あぁ、こんなことならやっぱり私も、姫蓮ちゃんの隣の部屋がいいって言えば良かった。


こんなにも未来予知能力が欲しいと思ったのは、初めてかもしれない。


「無駄に広すぎるんだって……ここ、どこなのよ」


ここに来るまでにすれ違った数人の使用人さん達は、みんなバタバタと忙しそうにしていて、

とてもじゃないけれど『迷子になりました』なんて言える雰囲気じゃなかった。


助けを求めたい気持ちをグッと堪えて、小さく会釈をして見送ったことを、絶賛公開中だ。


「……蘭さん?」


───ビクッ


突然、後ろから名前を呼ばれ肩が跳ねる。


振り向けば、そこには今朝、広間で紅蓮の隣に座っていた光蓮様の面影を感じさせる爽やかな青年が一人立っていた。


親子結びの場にもいたし、姫蓮ちゃんが紅蓮の妹ということは、きっと、この方は紅蓮のお兄さん?

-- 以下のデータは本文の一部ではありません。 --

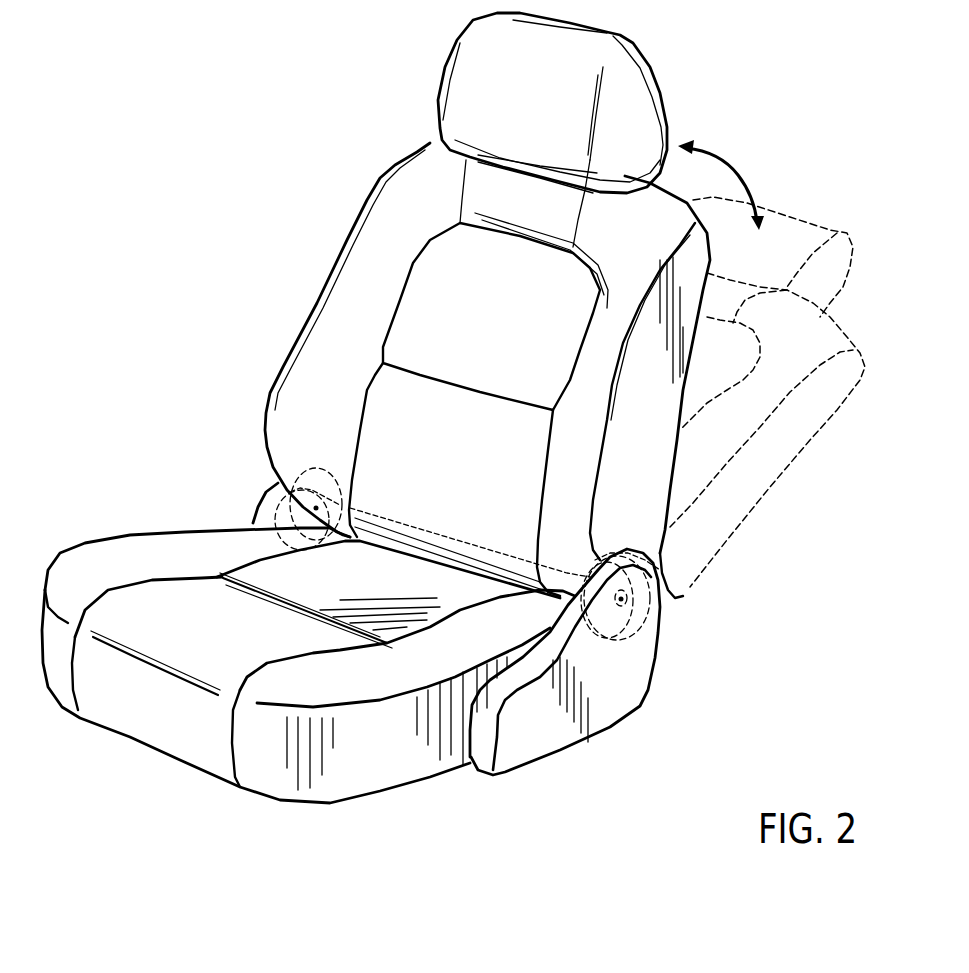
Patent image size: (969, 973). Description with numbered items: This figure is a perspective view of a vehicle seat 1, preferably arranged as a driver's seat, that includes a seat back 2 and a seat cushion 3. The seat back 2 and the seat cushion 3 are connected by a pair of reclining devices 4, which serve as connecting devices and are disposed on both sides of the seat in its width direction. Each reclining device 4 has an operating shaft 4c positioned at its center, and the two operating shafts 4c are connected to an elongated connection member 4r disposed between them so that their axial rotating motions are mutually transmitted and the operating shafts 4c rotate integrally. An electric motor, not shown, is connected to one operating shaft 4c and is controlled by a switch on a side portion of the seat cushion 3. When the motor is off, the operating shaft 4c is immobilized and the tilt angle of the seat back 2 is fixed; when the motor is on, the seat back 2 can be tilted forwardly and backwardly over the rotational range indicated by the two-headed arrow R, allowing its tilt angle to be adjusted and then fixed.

The vehicle seat 1 is at (312, 172).
The seat back 2 is at (360, 288).
The seat cushion 3 is at (130, 563).
The reclining device 4 is at (316, 470).
The operating shaft 4c is at (317, 506).
The connection member 4r is at (437, 540).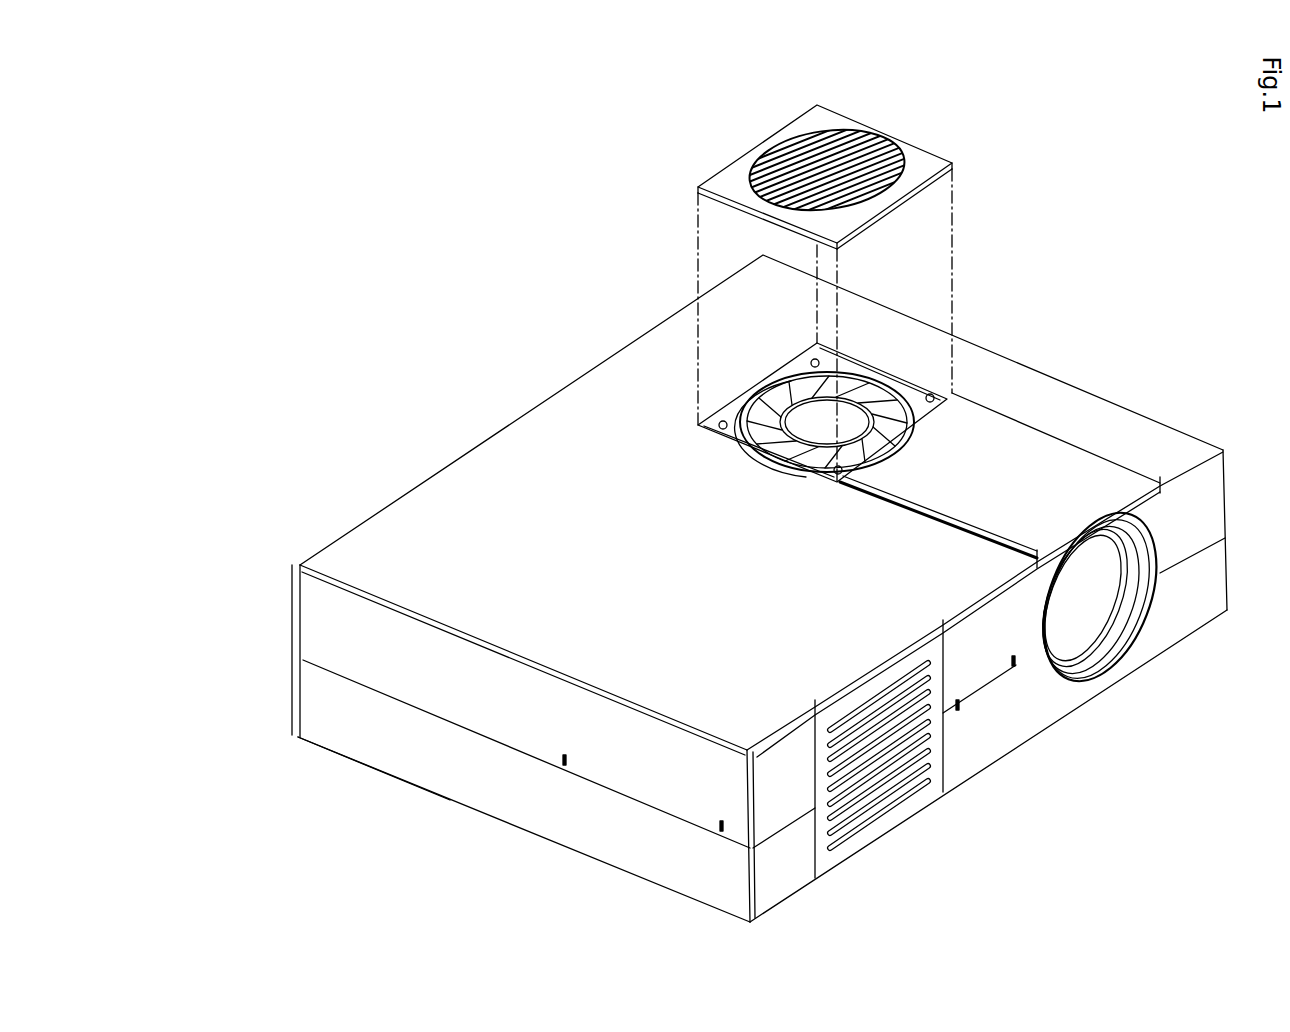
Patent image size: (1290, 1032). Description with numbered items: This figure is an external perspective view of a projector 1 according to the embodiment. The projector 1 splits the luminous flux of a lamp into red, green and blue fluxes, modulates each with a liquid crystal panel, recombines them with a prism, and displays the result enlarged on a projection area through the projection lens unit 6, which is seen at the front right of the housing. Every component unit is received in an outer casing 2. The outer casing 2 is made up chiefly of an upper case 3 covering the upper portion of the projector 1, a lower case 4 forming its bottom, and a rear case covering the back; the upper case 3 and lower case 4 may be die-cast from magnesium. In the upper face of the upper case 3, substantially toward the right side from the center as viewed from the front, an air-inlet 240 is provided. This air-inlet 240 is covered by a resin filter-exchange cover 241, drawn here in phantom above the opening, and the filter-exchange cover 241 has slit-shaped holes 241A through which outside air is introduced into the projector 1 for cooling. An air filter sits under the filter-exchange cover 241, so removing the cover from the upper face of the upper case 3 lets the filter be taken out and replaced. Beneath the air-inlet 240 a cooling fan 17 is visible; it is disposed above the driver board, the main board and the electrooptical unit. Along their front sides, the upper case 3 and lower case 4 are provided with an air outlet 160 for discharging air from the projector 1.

The projector 1 is at (1140, 380).
The outer casing 2 is at (262, 653).
The upper case 3 is at (312, 604).
The lower case 4 is at (327, 735).
The projection lens unit 6 is at (1088, 598).
The cooling fan 17 is at (807, 410).
The air outlet 160 is at (888, 835).
The air-inlet 240 is at (858, 340).
The filter-exchange cover 241 is at (933, 167).
The slit-shaped holes 241A is at (833, 148).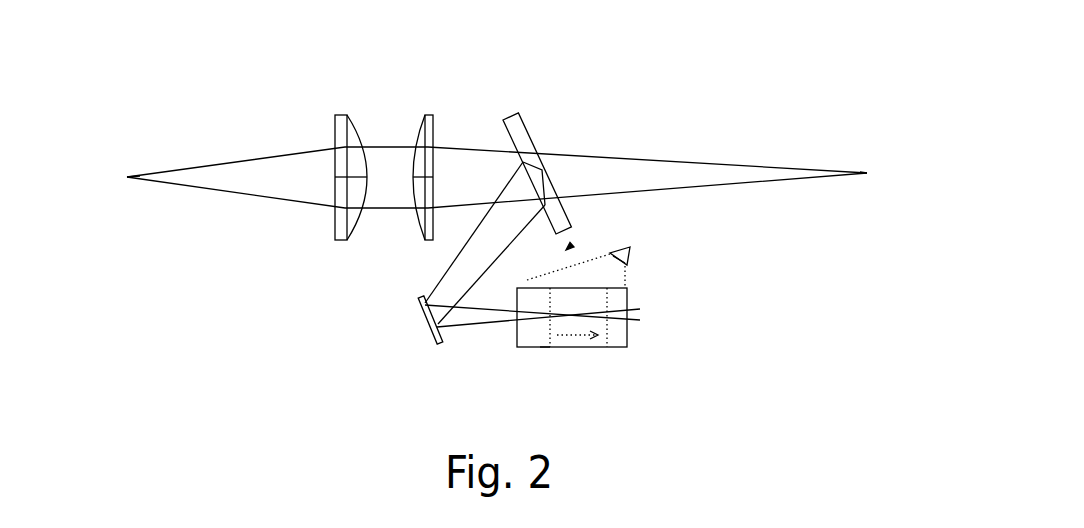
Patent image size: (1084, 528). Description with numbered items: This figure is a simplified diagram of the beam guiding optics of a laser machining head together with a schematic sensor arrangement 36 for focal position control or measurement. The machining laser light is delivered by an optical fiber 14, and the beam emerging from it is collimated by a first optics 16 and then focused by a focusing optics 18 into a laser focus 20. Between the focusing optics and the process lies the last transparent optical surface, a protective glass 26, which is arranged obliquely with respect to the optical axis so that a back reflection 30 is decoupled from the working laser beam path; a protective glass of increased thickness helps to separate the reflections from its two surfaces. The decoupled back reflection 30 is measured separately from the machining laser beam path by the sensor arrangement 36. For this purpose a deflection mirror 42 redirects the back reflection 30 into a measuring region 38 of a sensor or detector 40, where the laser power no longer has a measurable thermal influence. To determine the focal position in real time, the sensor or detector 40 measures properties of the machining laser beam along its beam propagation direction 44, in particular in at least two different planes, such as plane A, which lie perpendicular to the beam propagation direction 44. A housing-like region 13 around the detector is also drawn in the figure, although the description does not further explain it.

The optical fiber 14 is at (127, 177).
The first optics 16 is at (343, 115).
The focusing optics 18 is at (430, 115).
The protective glass 26 is at (515, 113).
The laser focus 20 is at (867, 173).
The back reflection 30 is at (457, 278).
The deflection mirror 42 is at (430, 318).
The measuring region 38 is at (633, 330).
The detector housing 13 is at (607, 347).
The beam propagation direction 44 is at (570, 338).
The plane A is at (547, 338).
The sensor or detector 40 is at (630, 248).
The sensor arrangement 36 is at (566, 250).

弟にしては、……紅蓮よりもずっと落ち着いた雰囲気を纏っている。

姫蓮ちゃんと同じ色素の薄い茶色の瞳に、色素の薄い栗色の紅蓮よりも少し長めの髪。


「挨拶が遅れました、紅蓮の兄の睡蓮」

「あ、涼……じゃなくて、東里蘭です」

「うん、知ってる。こんなところでどうかしたの?その先は紅蓮の部屋だけど、紅蓮に用事?」


私の自己紹介にふわりと笑ったあとで、睡蓮様は小さく首をかしげた。


「え……?紅蓮の部屋?」

「そう、紅蓮と虎太くんの部屋がある」

「あ、……実は、今日から東雲家でお部屋を頂くことになりまして、部屋へ向かう途中だったんですけど」

「あぁ、なるほど。じゃあ迷子になったんだね」



そ、そんな笑顔で、ドストレートに言わないで下さい。